Data. The goal of this experiment is to demonstrate the robustness and generalization properties of the our approach over the state-of-the-art U-Nets. The data-set consists a total of 231 B-mode images obtained from two different scanning sites with varying acquisition settings. The images contain cases of varying challenges - pathology, shadow artifacts, incomplete kidney acquisition, other abnormalities and contains images from adult and pediatric subjects. We use 100 images for training and the remaining images for testing our method. The results show the competitive advantages of our algorithm on 131 images.

Fig. 5.
figure 5

(A) Input ultrasound images (B) Ground truth masks for segmentation (C) Segmentation masks predicted by U-Net (D) Segmentation masks predicted by U-Net with shape regularization - Proposed approach

6 Results

We use Dice coefficient to compare our results with expert annotated ground truth. We refer to the results of our shape regularized FCN as SR-UNet_1 and SR-UNet_2, which corresponds to results of two different data augmentation strategies of random corruption and noisy U-Net predictions respectively (without extensive experiments with hyper parameters). In Table 1, we see that SR-UNet_1,2 improving Dice overlap by 4–5%, a significant improvement on a challenging problem. Unsurprisingly, shape completion network built using noisy U-Net predictions is better as it explicitly works on failure modes but interestingly, synthetic data augmentation is equally powerful. More importantly, Fig. 5 illustrates how SR-UNet is able to complete complex structures even in the presence of significant pathology. For example in row 1, a shadow artifact has removed nearly all information from the right side of the kidney. Nevertheless, the cascaded network is able to arrive at a solution close to ground truth. Similarly in row 3, the presence of cysts disrupts conventional U-Net while SR-UNet is able to get a much more accurate result. Also in rows 2 and 4, a large portion of kidney is affected by abnormality which affects U-Net segmentation, while our method produces a near perfect segmentation in row 2 and an improvement in row 4. We would like to highlight that our novel shape regularization approach is generic and can be incorporated into any semantic segmentation neural network. We have chosen to compare our method with U-Net which is a popular representative technique for medical image segmentation.
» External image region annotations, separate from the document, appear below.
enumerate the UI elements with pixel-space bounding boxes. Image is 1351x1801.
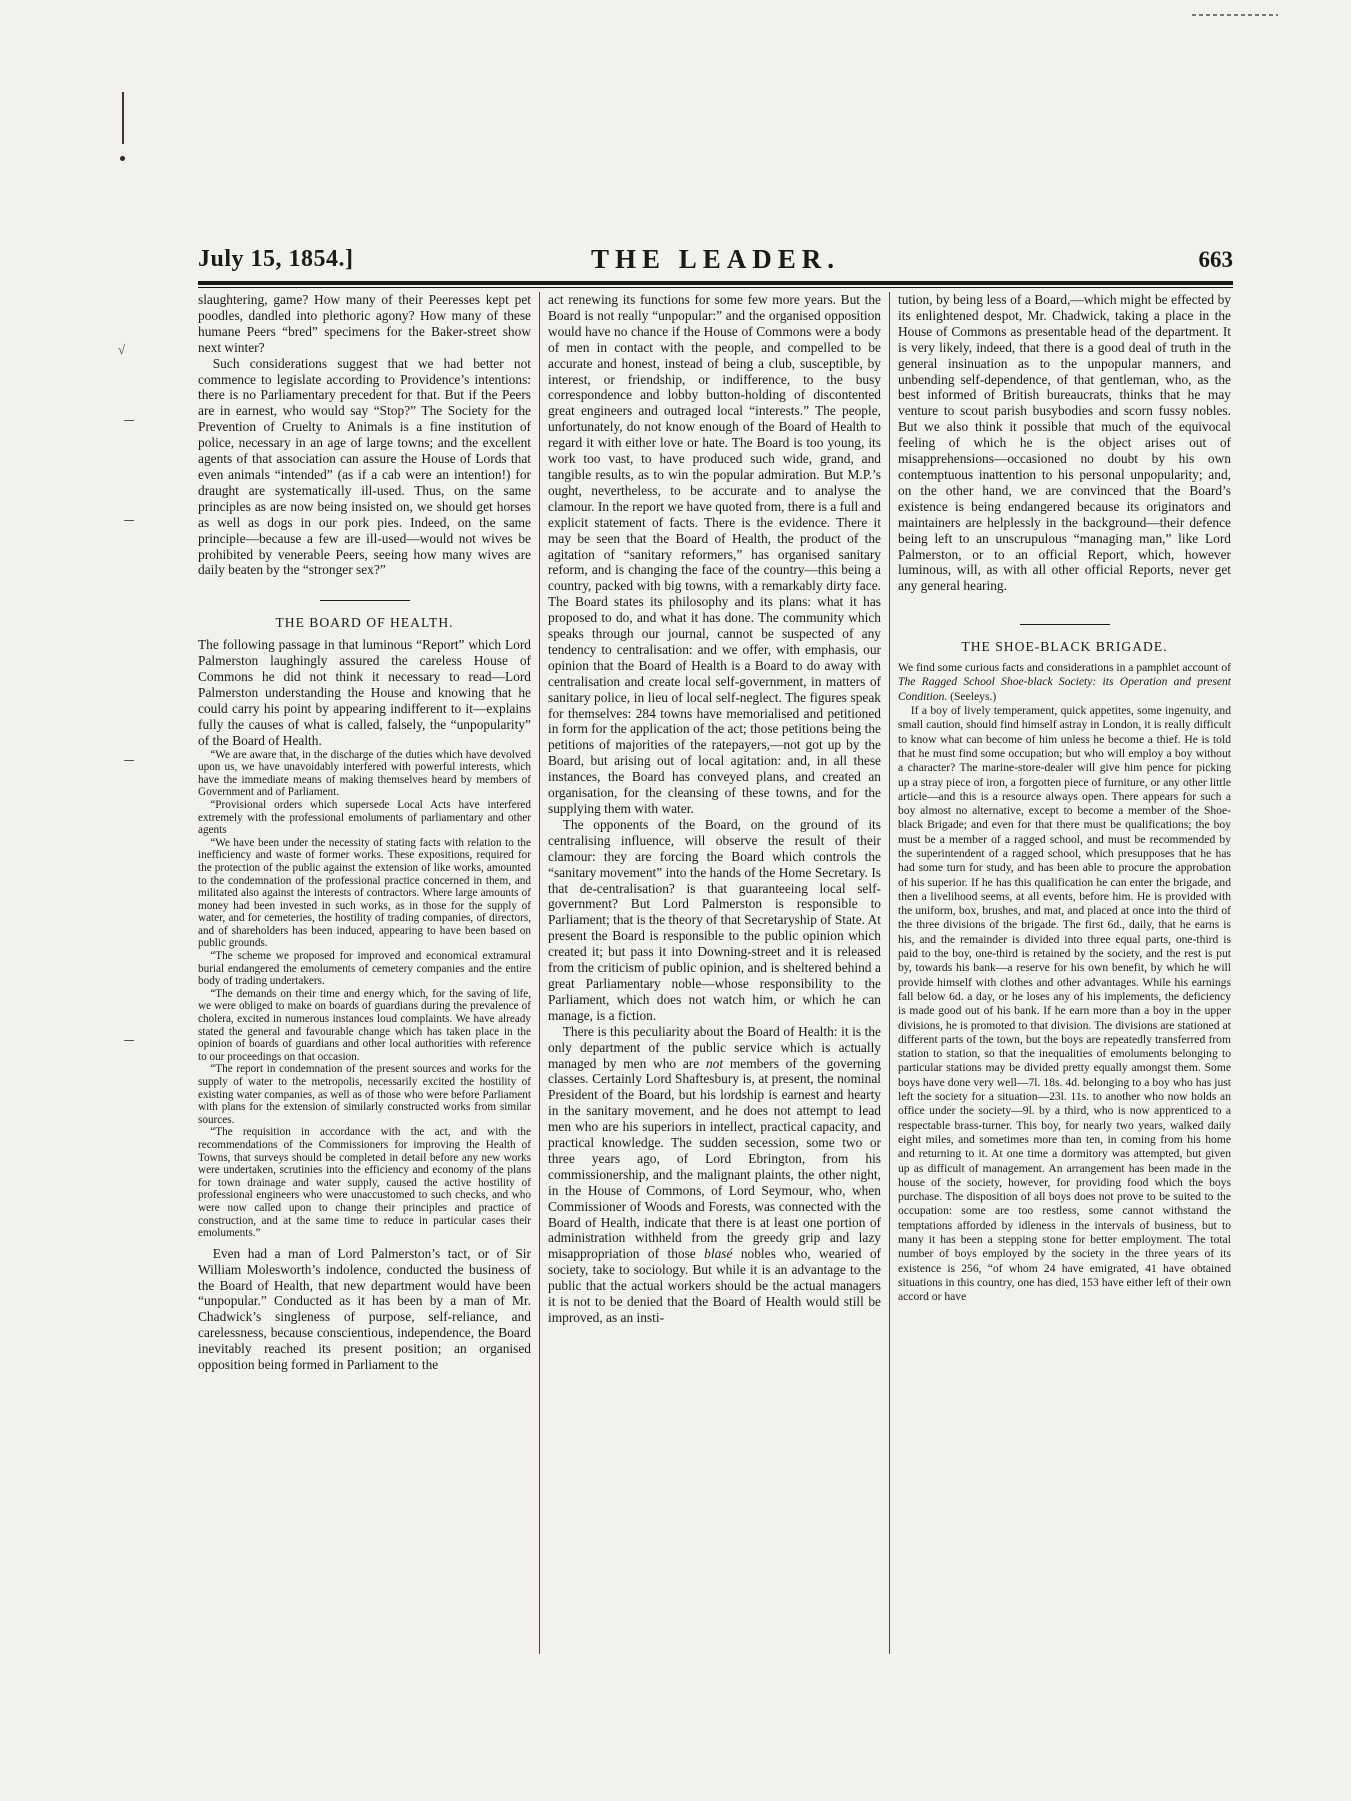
- binding-mark-tick: [124, 760, 134, 761]
- quote-paragraph: “The scheme we proposed for improved and economical extramural burial endangered the emoluments of cemetery companies and the entire body of trading undertakers.: [198, 950, 531, 988]
- section-divider: [320, 600, 410, 601]
- binding-mark-glyph: √: [118, 342, 126, 357]
- paragraph: [548, 1024, 881, 1326]
- column-1: [198, 292, 539, 1654]
- binding-mark-tick: [124, 520, 134, 521]
- quote-paragraph: “The requisition in accordance with the act, and with the recommendations of the Commissioners for improving the Health of Towns, that surveys should be completed in detail before any new works were undertaken, scrutinies into the efficiency and economy of the plans for town drainage and water supply, caused the active hostility of professional engineers who were unaccustomed to such checks, and who were now called upon to change their principles and practice of construction, and at the same time to reduce in particular cases their emoluments.”: [198, 1126, 531, 1240]
- text-run: (Seeleys.): [947, 689, 997, 703]
- paragraph: The following passage in that luminous “Report” which Lord Palmerston laughingly assured the careless House of Commons he did not think it necessary to read—Lord Palmerston understanding the House and knowing that he could carry his point by appearing indifferent to it—explains fully the causes of what is called, falsely, the “unpopularity” of the Board of Health.: [198, 637, 531, 748]
- quote-paragraph: “We are aware that, in the discharge of the duties which have devolved upon us, we have unavoidably interfered with powerful interests, which have the immediate means of making themselves heard by members of Government and of Parliament.: [198, 748, 531, 799]
- paragraph: The opponents of the Board, on the ground of its centralising influence, will observe the result of their clamour: they are forcing the Board which controls the “sanitary movement” into the hands of the Home Secretary. Is that de-centralisation? is that guaranteeing local self-government? But Lord Palmerston is responsible to Parliament; that is the theory of that Secretaryship of State. At present the Board is responsible to the public opinion which created it; but pass it into Downing-street and it is released from the criticism of public opinion, and is sheltered behind a great Parliamentary noble—whose responsibility to the Parliament, which does not watch him, or which he can manage, is a fiction.: [548, 816, 881, 1023]
- page-number: 663: [1198, 247, 1233, 272]
- scan-corner-dash: [1192, 14, 1278, 16]
- newspaper-title: THE LEADER.: [590, 244, 841, 274]
- italic-run: not: [705, 1055, 724, 1071]
- column-2: [539, 292, 889, 1654]
- article-body-small: [898, 661, 1231, 1304]
- block-quote: [198, 749, 531, 1240]
- italic-run: blasé: [704, 1246, 733, 1262]
- masthead-rule: [198, 281, 1233, 285]
- section-divider: [1020, 624, 1110, 625]
- text-run: There is this peculiarity about the Board of Health: it is the only department of the public service which is actually managed by men who are: [548, 1023, 881, 1071]
- quote-paragraph: “The report in condemnation of the present sources and works for the supply of water to the metropolis, necessarily excited the hostility of existing water companies, as well as of those who were before Parliament with plans for the extension of similarly constructed works from similar sources.: [198, 1063, 531, 1126]
- column-3: [889, 292, 1231, 1654]
- paragraph: [898, 661, 1231, 704]
- issue-date: July 15, 1854.]: [198, 246, 354, 272]
- masthead: [198, 242, 1233, 280]
- article-heading-shoe-black-brigade: THE SHOE-BLACK BRIGADE.: [961, 639, 1168, 655]
- quote-paragraph: “Provisional orders which supersede Local Acts have interfered extremely with the professional emoluments of parliamentary and other agents: [198, 798, 531, 837]
- quote-paragraph: “The demands on their time and energy which, for the saving of life, we were obliged to make on boards of guardians during the prevalence of cholera, excited in numerous instances loud complaints. We have already stated the general and favourable change which has taken place in the opinion of boards of guardians and other local authorities with reference to our proceedings on that occasion.: [198, 987, 531, 1063]
- scan-margin-marks: [0, 0, 140, 1801]
- masthead-rule-thin: [198, 287, 1233, 288]
- quote-paragraph: “We have been under the necessity of stating facts with relation to the inefficiency and waste of former works. These expositions, required for the protection of the public against the extension of like works, amounted to the condemnation of the professional practice concerned in them, and militated also against the interests of contractors. Where large amounts of money had been invested in such works, as in those for the supply of water, and for cemeteries, the hostility of trading companies, of directors, and of shareholders has been induced, appearing to have been based on public grounds.: [198, 836, 531, 950]
- paragraph: If a boy of lively temperament, quick appetites, some ingenuity, and small caution, should find himself astray in London, it is really difficult to know what can become of him unless he become a thief. He is told that he must find some occupation; but who will employ a boy without a character? The marine-store-dealer will give him pence for picking up a stray piece of iron, a forgotten piece of furniture, or any other little article—and this is a resource always open. There appears for such a boy almost no alternative, except to become a member of the Shoe-black Brigade; and even for that there must be qualifications; the boy must be a member of a ragged school, and must be recommended by the superintendent of a ragged school, which presupposes that he has had some turn for study, and has been able to procure the approbation of his superior. If he has this qualification he can enter the brigade, and then a livelihood seems, at all events, before him. He is provided with the uniform, box, brushes, and mat, and placed at once into the third of the three divisions of the brigade. The first 6d., daily, that he earns is his, and the remainder is divided into three equal parts, one-third is paid to the boy, one-third is retained by the society, and the rest is put by, towards his bank—a reserve for his own benefit, by which he will provide himself with clothes and other advantages. While his earnings fall below 6d. a day, or he loses any of his implements, the deficiency is made good out of his bank. If he earn more than a boy in the upper divisions, he is promoted to that division. The divisions are stationed at different parts of the town, but the boys are repeatedly transferred from station to station, so that the inequalities of emoluments belonging to particular stations may be divided pretty equally amongst them. Some boys have done very well—7l. 18s. 4d. belonging to a boy who has just left the society for a situation—23l. 11s. to another who now holds an office under the society—9l. by a third, who is now apprenticed to a respectable brass-turner. This boy, for nearly two years, walked daily eight miles, and sometimes more than ten, in coming from his home and returning to it. At one time a dormitory was attempted, but given up as difficult of management. An arrangement has been made in the house of the society, however, for providing food which the boys purchase. The disposition of all boys does not prove to be suited to the occupation: some are too restless, some cannot withstand the temptations afforded by idleness in the intervals of business, but to many it has been a stepping stone for better employment. The total number of boys employed by the society in the three years of its existence is 256, “of whom 24 have emigrated, 41 have obtained situations in this country, one has died, 153 have either left of their own accord or have: [898, 704, 1231, 1304]
- text-run: members of the governing classes. Certainly Lord Shaftesbury is, at present, the nominal President of the Board, but his lordship is earnest and hearty in the sanitary movement, and he does not attempt to lead men who are his superiors in intellect, practical capacity, and practical knowledge. The sudden secession, some two or three years ago, of Lord Ebrington, from his commissionership, and the malignant plaints, the other night, in the House of Commons, of Lord Seymour, who, when Commissioner of Woods and Forests, was connected with the Board of Health, indicate that there is at least one portion of administration withheld from the greedy grip and lazy misappropriation of those: [548, 1055, 881, 1262]
- paragraph: Such considerations suggest that we had better not commence to legislate according to Providence’s intentions: there is no Parliamentary precedent for that. But if the Peers are in earnest, who would say “Stop?” The Society for the Prevention of Cruelty to Animals is a fine institution of police, necessary in an age of large towns; and the excellent agents of that association can assure the House of Lords that even animals “intended” (as if a cab were an intention!) for draught are systematically ill-used. Thus, on the same principles as are now being insisted on, we should get horses as well as dogs in our pork pies. Indeed, on the same principle—because a few are ill-used—would not wives be prohibited by venerable Peers, seeing how many wives are daily beaten by the “stronger sex?”: [198, 355, 531, 578]
- binding-mark-tick: [124, 1040, 134, 1041]
- binding-mark-line: [122, 92, 124, 144]
- paragraph: Even had a man of Lord Palmerston’s tact, or of Sir William Molesworth’s indolence, conducted the business of the Board of Health, that new department would have been “unpopular.” Conducted as it has been by a man of Mr. Chadwick’s singleness of purpose, self-reliance, and carelessness, because conscientious, independence, the Board inevitably reached its present position; an organised opposition being formed in Parliament to the: [198, 1245, 531, 1373]
- binding-mark-dot: [120, 156, 125, 161]
- text-columns: [198, 292, 1233, 1654]
- pamphlet-title: The Ragged School Shoe-black Society: its Operation and present Condition.: [898, 675, 1231, 703]
- text-run: nobles who, wearied of society, take to sociology. But while it is an advantage to the public that the actual workers should be the actual managers it is not to be denied that the Board of Health would still be improved, as an insti-: [548, 1246, 881, 1325]
- text-run: We find some curious facts and considerations in a pamphlet account of: [898, 661, 1231, 675]
- paragraph: act renewing its functions for some few more years. But the Board is not really “unpopular:” and the organised opposition would have no chance if the House of Commons were a body of men in contact with the people, and compelled to be accurate and honest, instead of being a club, susceptible, by interest, or friendship, or indifference, to the busy correspondence and lobby button-holding of discontented great engineers and outraged local “interests.” The people, unfortunately, do not know enough of the Board of Health to regard it with either love or hate. The Board is too young, its work too vast, to have produced such wide, grand, and tangible results, as to win the popular admiration. But M.P.’s ought, nevertheless, to be accurate and to analyse the clamour. In the report we have quoted from, there is a full and explicit statement of facts. There is the evidence. There it may be seen that the Board of Health, the product of the agitation of “sanitary reformers,” has organised sanitary reform, and is changing the face of the country—this being a country, packed with big towns, with a remarkably dirty face. The Board states its philosophy and its plans: what it has proposed to do, and what it has done. The community which speaks through our journal, cannot be suspected of any tendency to centralisation: and we offer, with emphasis, our opinion that the Board of Health is a Board to do away with centralisation and create local self-government, in matters of sanitary police, in lieu of local self-neglect. The figures speak for themselves: 284 towns have memorialised and petitioned in form for the application of the act; those petitions being the petitions of majorities of the ratepayers,—not got up by the Board, but arising out of local agitation: and, in all these instances, the Board has conveyed plans, and created an organisation, for the cleansing of these towns, and for the supplying them with water.: [548, 292, 881, 816]
- paragraph: tution, by being less of a Board,—which might be effected by its enlightened despot, Mr. Chadwick, taking a place in the House of Commons as presentable head of the department. It is very likely, indeed, that there is a good deal of truth in the general insinuation as to the unpopular manners, and unbending self-dependence, of that gentleman, who, as the best informed of British bureaucrats, thinks that he may venture to scout parish busybodies and scorn fussy nobles. But we also think it possible that much of the equivocal feeling of which he is the object arises out of misapprehensions—occasioned no doubt by his own contemptuous inattention to his personal unpopularity; and, on the other hand, we are convinced that the Board’s existence is being endangered because its originators and maintainers are helplessly in the background—their defence being left to an unscrupulous “managing man,” like Lord Palmerston, or to an official Report, which, however luminous, will, as with all other official Reports, never get any general hearing.: [898, 292, 1231, 594]
- paragraph: slaughtering, game? How many of their Peeresses kept pet poodles, dandled into plethoric agony? How many of these humane Peers “bred” specimens for the Baker-street show next winter?: [198, 292, 531, 355]
- article-heading-board-of-health: THE BOARD OF HEALTH.: [275, 615, 454, 631]
- newspaper-page: [198, 242, 1233, 1654]
- binding-mark-tick: [124, 420, 134, 421]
Table 1. Average Dice overlap on 131 test images.

While few would argue that U-Net has proved extraordinarily effective on a range of medical image analysis problems, our results indicate that at least in limited data scenarios U-Net can struggle with shape, particularly when textural and local information is unavailable due to pathology. A related undesirable characteristic is the tendency to produce disconnected small islands. While other techniques such as carefully engineered post-processing can also address these issues, we feel that our approach provides a natural and robust way to integrate desirable shape characteristics into the learning process of a deep neural network.

7 Discussion

Shape priors, when incorporated into the training loss of a neural network, can significantly improve prediction results, as demonstrated by our U/S kidney segmentation experiments. Though some cases can be really challenging, we feel that our contribution is an important step in the use of FCNs in clinical settings where meaningful and interpretable outputs are a necessity. Also, extension of shape priors to 3D segmentation is a straightforward task in our formulation. While we used a convolutional auto-encoder to obtain shape prior, alternatives such as Boltzmann machines, linear shape dictionaries, etc., can be explored. Also, shape is just one of the geometric attributes of anatomical objects and much more meaningful priors (e.g., texture, size, etc.) can be embedded into training objectives to achieve robustness and stability of neural networks.